Die Wahrscheinlichkeit, dass Ihre Katze eines Tages einen Wurmbefall hat, ist sehr groß. Wie oben schon gesagt, können sich bereits wenige Wochen alte Kätzchen infizieren. Eine Schutzimpfung, die dafür sorgen könnte, dass Bandwürmer & Co ein für alle Mal verschwinden, gibt es leider nicht.

Eine Wurmkur sorgt nur dafür, dass die vorhandenen Parasiten aus dem Körper der Katze ausgeschieden werden. Sie verhindert nicht, dass sich das Tier erneut infiziert.

So kann es passieren, dass die Samtpfote schon wenige Wochen nach der Wurmkur einen neuen Mitesser mit sich herumschleppt. Vor allem wenn Sie eine freilaufende Katze haben, für die jedes Beutetier, jeder Revierkampf mit infizierten Katzen oder auch die Kothäufchen ein Infektionsrisiko darstellen.

Daher sind regelmäßige Wurmkuren empfehlenswert.

Schon früh beginnen: Kitten entwurmen

Die Muttermilch versorgt Kätzchen zwar mit Antikörpern gegen verschiedene Krankheitserreger wie Tollwut oder Katzenseuche. Zu einem Wurmbefall kann sie jedoch als Ursache beitragen. Eine junge Katze sollte daher bereits in der dritten oder vierten Lebenswoche ihre erste Anti-Wurm-Behandlung bekommen. Zwei Wochen danach darf die Auffrischung erfolgen. Ab dem vierten Monat empfehlen Expert:innen alle zwei Monate eine Wurmkur bis Ihr Katzenkind das erste Lebensjahr vollendet hat.

Danach erfolgt die Wurmvorsorge wie bei einer erwachsenen Katze.

Achtung bei Wurmkur und Impfen: Die Impfungen gegen Katzenseuche, Katzenschnupfen, das feline Leukämievirus (FeLV) und die Wurmkur sollten nicht gleichzeitig stattfinden. Am besten ist es, wenn die Entwurmung eine Woche vor dem Impftermin erfolgt.

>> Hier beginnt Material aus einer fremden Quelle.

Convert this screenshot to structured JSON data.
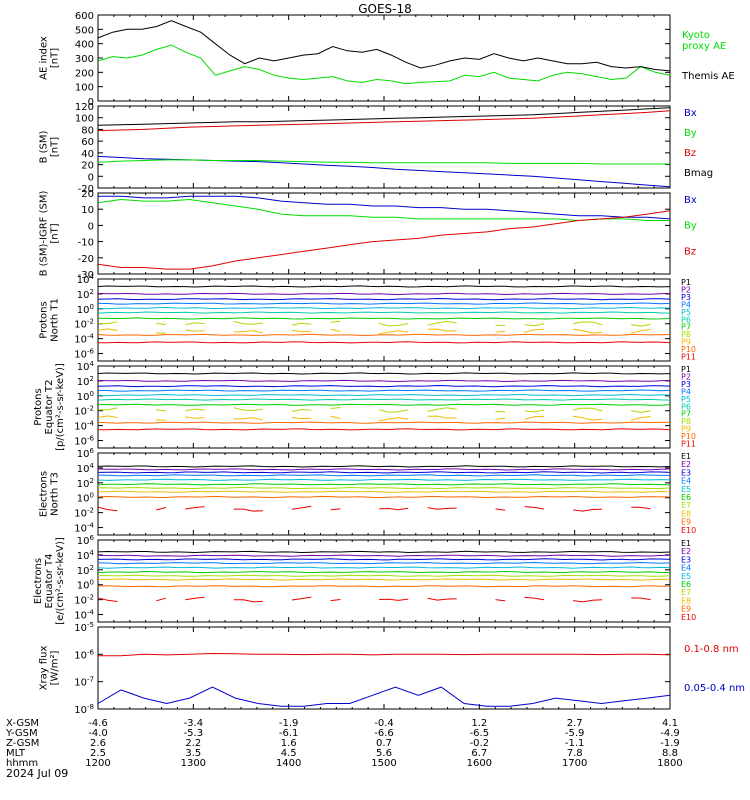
{
  "title": "GOES-18",
  "colors": {
    "black": "#000000",
    "red": "#dd0000",
    "green": "#00dd00",
    "blue": "#0000cc",
    "p_series": [
      "#000000",
      "#7a00aa",
      "#0000dd",
      "#0077ff",
      "#00bbdd",
      "#00ccaa",
      "#00cc00",
      "#aadd00",
      "#eebb00",
      "#ff6600",
      "#ee0000"
    ]
  },
  "x_axis": {
    "rows": [
      {
        "name": "X-GSM",
        "values": [
          "-4.6",
          "-3.4",
          "-1.9",
          "-0.4",
          "1.2",
          "2.7",
          "4.1"
        ]
      },
      {
        "name": "Y-GSM",
        "values": [
          "-4.0",
          "-5.3",
          "-6.1",
          "-6.6",
          "-6.5",
          "-5.9",
          "-4.9"
        ]
      },
      {
        "name": "Z-GSM",
        "values": [
          "2.6",
          "2.2",
          "1.6",
          "0.7",
          "-0.2",
          "-1.1",
          "-1.9"
        ]
      },
      {
        "name": "MLT",
        "values": [
          "2.5",
          "3.5",
          "4.5",
          "5.6",
          "6.7",
          "7.8",
          "8.8"
        ]
      },
      {
        "name": "hhmm",
        "values": [
          "1200",
          "1300",
          "1400",
          "1500",
          "1600",
          "1700",
          "1800"
        ]
      }
    ],
    "date": "2024 Jul 09"
  },
  "chart_data": [
    {
      "type": "line",
      "id": "ae",
      "ylabel": [
        "AE index",
        "[nT]"
      ],
      "ylim": [
        0,
        600
      ],
      "yticks": [
        "0",
        "100",
        "200",
        "300",
        "400",
        "500",
        "600"
      ],
      "series": [
        {
          "name": "Kyoto proxy AE",
          "color": "#00dd00",
          "legend_lines": [
            "Kyoto",
            "proxy AE"
          ],
          "values": [
            280,
            310,
            300,
            320,
            360,
            390,
            340,
            300,
            180,
            210,
            240,
            220,
            180,
            160,
            150,
            160,
            170,
            140,
            130,
            150,
            140,
            120,
            130,
            135,
            140,
            180,
            170,
            200,
            160,
            150,
            140,
            180,
            200,
            190,
            170,
            150,
            160,
            240,
            200,
            180
          ]
        },
        {
          "name": "Themis AE",
          "color": "#000000",
          "legend_lines": [
            "Themis AE"
          ],
          "values": [
            440,
            480,
            500,
            500,
            520,
            560,
            520,
            480,
            400,
            320,
            260,
            300,
            280,
            300,
            320,
            330,
            380,
            350,
            340,
            360,
            320,
            270,
            230,
            250,
            280,
            300,
            290,
            330,
            300,
            280,
            300,
            280,
            260,
            260,
            270,
            240,
            230,
            240,
            220,
            210
          ]
        }
      ]
    },
    {
      "type": "line",
      "id": "bsm",
      "ylabel": [
        "B (SM)",
        "[nT]"
      ],
      "ylim": [
        -20,
        120
      ],
      "yticks": [
        "-20",
        "0",
        "20",
        "40",
        "60",
        "80",
        "100",
        "120"
      ],
      "series": [
        {
          "name": "Bx",
          "color": "#0000cc",
          "values": [
            34,
            32,
            30,
            29,
            28,
            27,
            26,
            25,
            23,
            21,
            19,
            17,
            15,
            12,
            10,
            8,
            6,
            4,
            2,
            0,
            -3,
            -6,
            -9,
            -12,
            -15,
            -18
          ]
        },
        {
          "name": "By",
          "color": "#00dd00",
          "values": [
            24,
            26,
            27,
            28,
            28,
            27,
            27,
            27,
            26,
            25,
            24,
            24,
            23,
            23,
            23,
            23,
            23,
            23,
            22,
            22,
            22,
            22,
            21,
            21,
            21,
            21
          ]
        },
        {
          "name": "Bz",
          "color": "#dd0000",
          "values": [
            78,
            79,
            80,
            82,
            84,
            85,
            86,
            87,
            88,
            89,
            90,
            91,
            92,
            93,
            94,
            95,
            96,
            97,
            98,
            99,
            101,
            103,
            105,
            107,
            109,
            112
          ]
        },
        {
          "name": "Bmag",
          "color": "#000000",
          "values": [
            87,
            88,
            89,
            90,
            91,
            92,
            93,
            93,
            94,
            95,
            96,
            97,
            98,
            99,
            100,
            101,
            102,
            103,
            104,
            105,
            107,
            109,
            111,
            113,
            115,
            117
          ]
        }
      ]
    },
    {
      "type": "line",
      "id": "bigrf",
      "ylabel": [
        "B (SM)-IGRF (SM)",
        "[nT]"
      ],
      "ylim": [
        -30,
        20
      ],
      "yticks": [
        "-30",
        "-20",
        "-10",
        "0",
        "10",
        "20"
      ],
      "series": [
        {
          "name": "Bx",
          "color": "#0000cc",
          "values": [
            18,
            18,
            17,
            17,
            18,
            18,
            18,
            17,
            15,
            14,
            13,
            13,
            12,
            12,
            11,
            11,
            10,
            10,
            9,
            8,
            7,
            6,
            6,
            5,
            5,
            4
          ]
        },
        {
          "name": "By",
          "color": "#00dd00",
          "values": [
            14,
            16,
            15,
            15,
            16,
            14,
            12,
            10,
            7,
            6,
            6,
            6,
            5,
            5,
            4,
            4,
            4,
            4,
            4,
            4,
            4,
            3,
            4,
            4,
            3,
            3
          ]
        },
        {
          "name": "Bz",
          "color": "#dd0000",
          "values": [
            -24,
            -26,
            -26,
            -27,
            -27,
            -25,
            -22,
            -20,
            -18,
            -16,
            -14,
            -12,
            -10,
            -9,
            -8,
            -6,
            -5,
            -4,
            -2,
            -1,
            1,
            3,
            4,
            5,
            7,
            9
          ]
        }
      ]
    },
    {
      "type": "line",
      "id": "pt1",
      "log": true,
      "ylabel": [
        "Protons",
        "North T1"
      ],
      "ylim": [
        -7,
        4
      ],
      "yticks": [
        "10-6",
        "10-4",
        "10-2",
        "100",
        "102",
        "104"
      ],
      "ytick_exps": [
        -6,
        -4,
        -2,
        0,
        2,
        4
      ],
      "legend": [
        "P1",
        "P2",
        "P3",
        "P4",
        "P5",
        "P6",
        "P7",
        "P8",
        "P9",
        "P10",
        "P11"
      ],
      "levels": [
        3.0,
        2.0,
        1.3,
        0.7,
        0.1,
        -0.5,
        -1.3,
        -2.0,
        -3.0,
        -3.5,
        -4.5
      ],
      "gappy": [
        7,
        8
      ]
    },
    {
      "type": "line",
      "id": "pt2",
      "log": true,
      "ylabel": [
        "Protons",
        "Equator T2",
        "[p/(cm²-s-sr-keV)]"
      ],
      "ylim": [
        -7,
        4
      ],
      "yticks": [
        "10-6",
        "10-4",
        "10-2",
        "100",
        "102",
        "104"
      ],
      "ytick_exps": [
        -6,
        -4,
        -2,
        0,
        2,
        4
      ],
      "legend": [
        "P1",
        "P2",
        "P3",
        "P4",
        "P5",
        "P6",
        "P7",
        "P8",
        "P9",
        "P10",
        "P11"
      ],
      "levels": [
        3.0,
        2.0,
        1.3,
        0.7,
        0.1,
        -0.5,
        -1.2,
        -1.9,
        -3.0,
        -3.6,
        -4.5
      ],
      "gappy": [
        7,
        8
      ]
    },
    {
      "type": "line",
      "id": "et3",
      "log": true,
      "ylabel": [
        "Electrons",
        "North T3"
      ],
      "ylim": [
        -5,
        6
      ],
      "yticks": [
        "10-4",
        "10-2",
        "100",
        "102",
        "104",
        "106"
      ],
      "ytick_exps": [
        -4,
        -2,
        0,
        2,
        4,
        6
      ],
      "legend": [
        "E1",
        "E2",
        "E3",
        "E4",
        "E5",
        "E6",
        "E7",
        "E8",
        "E9",
        "E10"
      ],
      "levels": [
        4.2,
        3.8,
        3.4,
        3.0,
        2.4,
        1.8,
        1.3,
        0.8,
        0.1,
        -1.5
      ],
      "gappy": [
        9
      ]
    },
    {
      "type": "line",
      "id": "et4",
      "log": true,
      "ylabel": [
        "Electrons",
        "Equator T4",
        "[e/(cm²-s-sr-keV)]"
      ],
      "ylim": [
        -5,
        6
      ],
      "yticks": [
        "10-4",
        "10-2",
        "100",
        "102",
        "104",
        "106"
      ],
      "ytick_exps": [
        -4,
        -2,
        0,
        2,
        4,
        6
      ],
      "legend": [
        "E1",
        "E2",
        "E3",
        "E4",
        "E5",
        "E6",
        "E7",
        "E8",
        "E9",
        "E10"
      ],
      "levels": [
        4.4,
        3.9,
        3.4,
        2.9,
        2.3,
        1.7,
        1.2,
        0.7,
        -0.2,
        -2.0
      ],
      "gappy": [
        9
      ]
    },
    {
      "type": "line",
      "id": "xray",
      "log": true,
      "ylabel": [
        "Xray flux",
        "[W/m²]"
      ],
      "ylim": [
        -8,
        -5
      ],
      "yticks": [
        "10-8",
        "10-7",
        "10-6",
        "10-5"
      ],
      "ytick_exps": [
        -8,
        -7,
        -6,
        -5
      ],
      "series": [
        {
          "name": "0.1-0.8 nm",
          "color": "#dd0000",
          "values": [
            -6.05,
            -6.05,
            -6.0,
            -6.02,
            -6.0,
            -5.97,
            -5.98,
            -6.0,
            -6.0,
            -6.01,
            -6.0,
            -6.0,
            -6.02,
            -6.0,
            -6.0,
            -6.0,
            -6.01,
            -6.0,
            -6.0,
            -6.0,
            -6.0,
            -6.0,
            -6.01,
            -6.0,
            -6.0,
            -6.02
          ]
        },
        {
          "name": "0.05-0.4 nm",
          "color": "#0000cc",
          "values": [
            -7.8,
            -7.3,
            -7.6,
            -7.8,
            -7.6,
            -7.2,
            -7.6,
            -7.8,
            -7.9,
            -7.9,
            -7.8,
            -7.8,
            -7.5,
            -7.2,
            -7.5,
            -7.2,
            -7.8,
            -7.9,
            -7.9,
            -7.8,
            -7.6,
            -7.7,
            -7.8,
            -7.7,
            -7.6,
            -7.5
          ]
        }
      ]
    }
  ]
}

Die Wurmkur bei erwachsenen Katzen

Wie oft Sie Ihre Katze entwurmen sollten, hängt von der Art der Tierhaltung ab (reine Wohnungshaltung oder Freilauf). Die Expert:innen der ESCCAP (European Scientific Counsel Companion Animal Parasites) geben deshalb zwei Empfehlungen:

  • Für reine Wohnungskatzen: ein- bis zweimal pro Jahr eine Kotuntersuchung und Entwurmung bei nachgewiesenem Wurmbefall
  • Für Freilaufkatzen: monatliche Untersuchung einer Kotprobe beziehungsweise Entwurmung

Welche Nebenwirkungen können nach einer Wurmkur für die Katze auftreten?

Wurmkuren gelten als Chemiekeulen, sodass Katzenbesitzer:innen die häufigen Empfehlungen kritisch sehen. Vielleicht reagiert manche Katze empfindlich mit Erbrechen oder Unwohlsein, immerhin wirken die Mittel in ihrem Verdauungssystem. Diese unerwünschten Reaktionen sollten nach 24 Stunden von selbst wieder verschwinden.